Tono apremiante de alguien que está a punto de salir de casa para irse al trabajo. Yo permanecí en silencio un instante porque, de repente, no sabía qué decir y me sentía la garganta obstruida.

– ¿Quién habla?

– Soy yo.

– Uy. Estaba a punto de salir, me has pillado en la puerta. ¿Ya estás en Lecce?

– Te quería decir…

– ¿…?

– Te quería decir…

– Guido, ¿qué pasa? ¿Te encuentras bien? ¿Ha ocurrido algo?

Ahora una ligera nota de alarma en la voz.

– No, no. No ha ocurrido nada. No he ido a Lecce, el juicio se ha aplazado.

Interrumpí mis palabras, pero esta vez ella no preguntó nada. Permaneció en silencio, esperando.

– Margherita -mientras hablaba, me di cuenta de que jamás la llamaba por su nombre-, ¿recuerdas la vez que me enviaste un mensaje a través del móvil…?

– La recuerdo. Te escribí que haberte encontrado era una de las cosas más bonitas que me habían ocurrido en la vida. No era verdad. Es la más bonita.

– Pues bueno, yo quería decirte lo mismo… pero quería decir que ahora no te puedo explicar…

Tartamudeaba.

– Guido, yo te quiero. Como jamás he querido a nadie en toda mi vida.

Entonces dejé de tartamudear.

– Gracias.

– ¿Gracias? Eres un tío muy raro, Guerrieri.

– Es verdad. ¿Cenamos fuera esta noche?

– ¿Invitas tú?

– Sí. Hasta luego.

– Hasta luego. Nos vemos esta noche.

Se cortó la comunicación. Yo estaba parado en la esquina entre Corso Vittorio Emanuele y Via Sparano.
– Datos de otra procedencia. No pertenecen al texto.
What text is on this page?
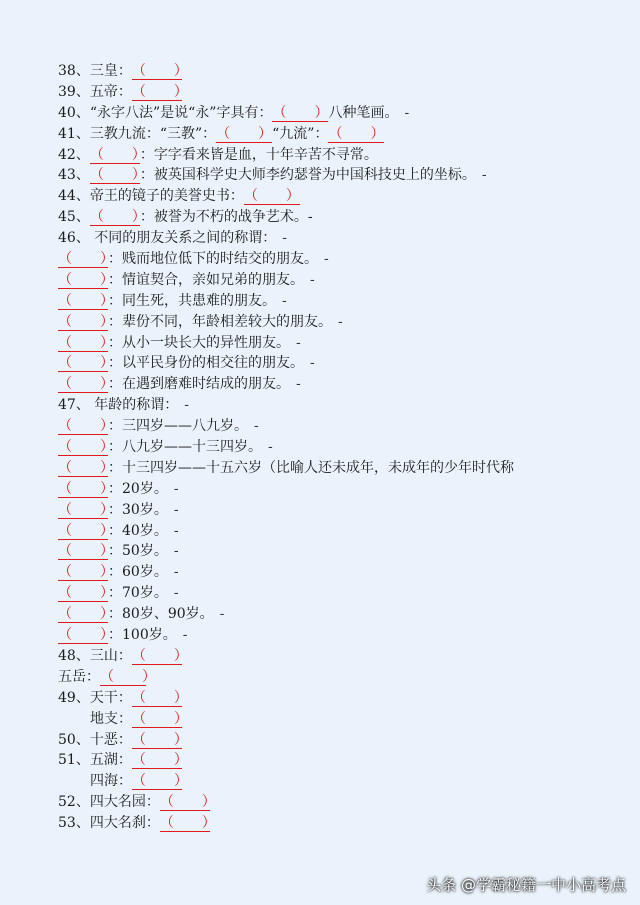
38、三皇：（　　）
39、五帝：（　　）
40、“永字八法”是说“永”字具有：（　　）八种笔画。 -
41、三教九流：“三教”：（　　）“九流”：（　　）
42、（　　）：字字看来皆是血，十年辛苦不寻常。
43、（　　）：被英国科学史大师李约瑟誉为中国科技史上的坐标。 -
44、帝王的镜子的美誉史书：（　　）
45、（　　）：被誉为不朽的战争艺术。-
46、 不同的朋友关系之间的称谓： -
（　　）：贱而地位低下的时结交的朋友。 -
（　　）：情谊契合，亲如兄弟的朋友。 -
（　　）：同生死，共患难的朋友。 -
（　　）：辈份不同，年龄相差较大的朋友。 -
（　　）：从小一块长大的异性朋友。 -
（　　）：以平民身份的相交往的朋友。 -
（　　）：在遇到磨难时结成的朋友。 -
47、 年龄的称谓： -
（　　）：三四岁——八九岁。 -
（　　）：八九岁——十三四岁。 -
（　　）：十三四岁——十五六岁（比喻人还未成年，未成年的少年时代称
（　　）：20岁。 -
（　　）：30岁。 -
（　　）：40岁。 -
（　　）：50岁。 -
（　　）：60岁。 -
（　　）：70岁。 -
（　　）：80岁、90岁。 -
（　　）：100岁。 -
48、三山：（　　）
五岳：（　　）
49、天干：（　　）
地支：（　　）
50、十恶：（　　）
51、五湖：（　　）
四海：（　　）
52、四大名园：（　　）
53、四大名刹：（　　）
头条 @学霸秘籍一中小高考点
Las tiendas estaban abriendo, los camiones descargaban sus mercancías, la gente caminaba con la cabeza gacha.

Gracias, repetí antes de reanudar mi camino.

15

A la mañana siguiente fui al Tribunal directamente desde casa. Tenía un juicio por proxenetismo.
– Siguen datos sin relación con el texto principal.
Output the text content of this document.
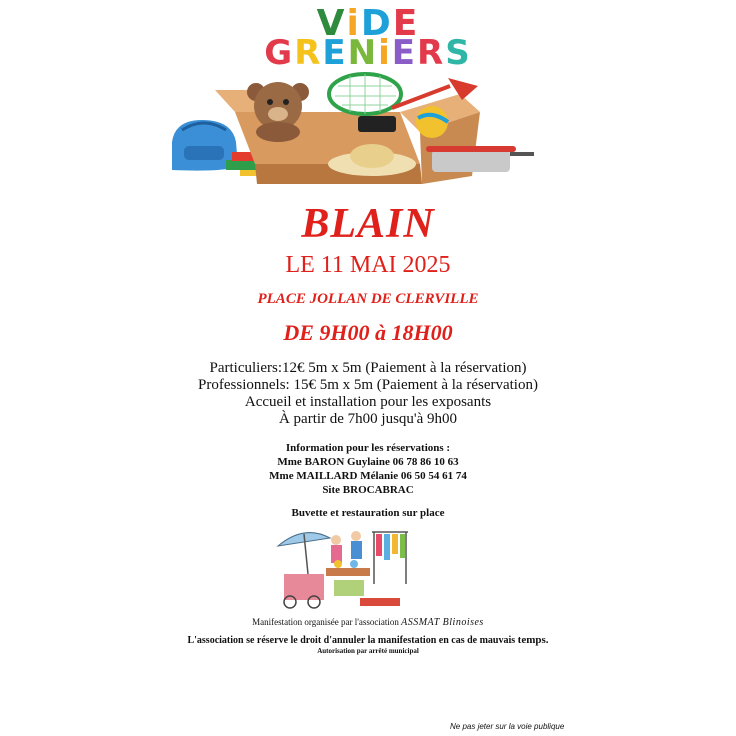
ViDE
GRENiERS
BLAIN
LE 11 MAI 2025
PLACE JOLLAN DE CLERVILLE
DE 9H00 à 18H00
Particuliers:12€ 5m x 5m (Paiement à la réservation)
Professionnels: 15€ 5m x 5m (Paiement à la réservation)
Accueil et installation pour les exposants
À partir de 7h00 jusqu'à 9h00
Information pour les réservations :
Mme BARON Guylaine 06 78 86 10 63
Mme MAILLARD Mélanie 06 50 54 61 74
Site BROCABRAC
Buvette et restauration sur place
Manifestation organisée par l'association ASSMAT Blinoises
L'association se réserve le droit d'annuler la manifestation en cas de mauvais temps.
Autorisation par arrêté municipal
Ne pas jeter sur la voie publique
Mi clienta era una ex modelo y actriz de películas porno, acusada de haber organizado un negocio con otras chicas. Junto con otras dos, actuaba de intermediaria entre las chicas y los clientes; trabajaba con el teléfono e Internet y cobraba una comisión sobre las transacciones que llegaban a feliz término. Ella misma se prostituía con algunos clientes muy selectos y muy acaudalados. No gestionaba una casa de citas ni nada por el estilo. Simplemente ponía en contacto la demanda con la oferta. Las chicas trabajaban en casa, ninguna de ellas era explotada; nadie sufría daños.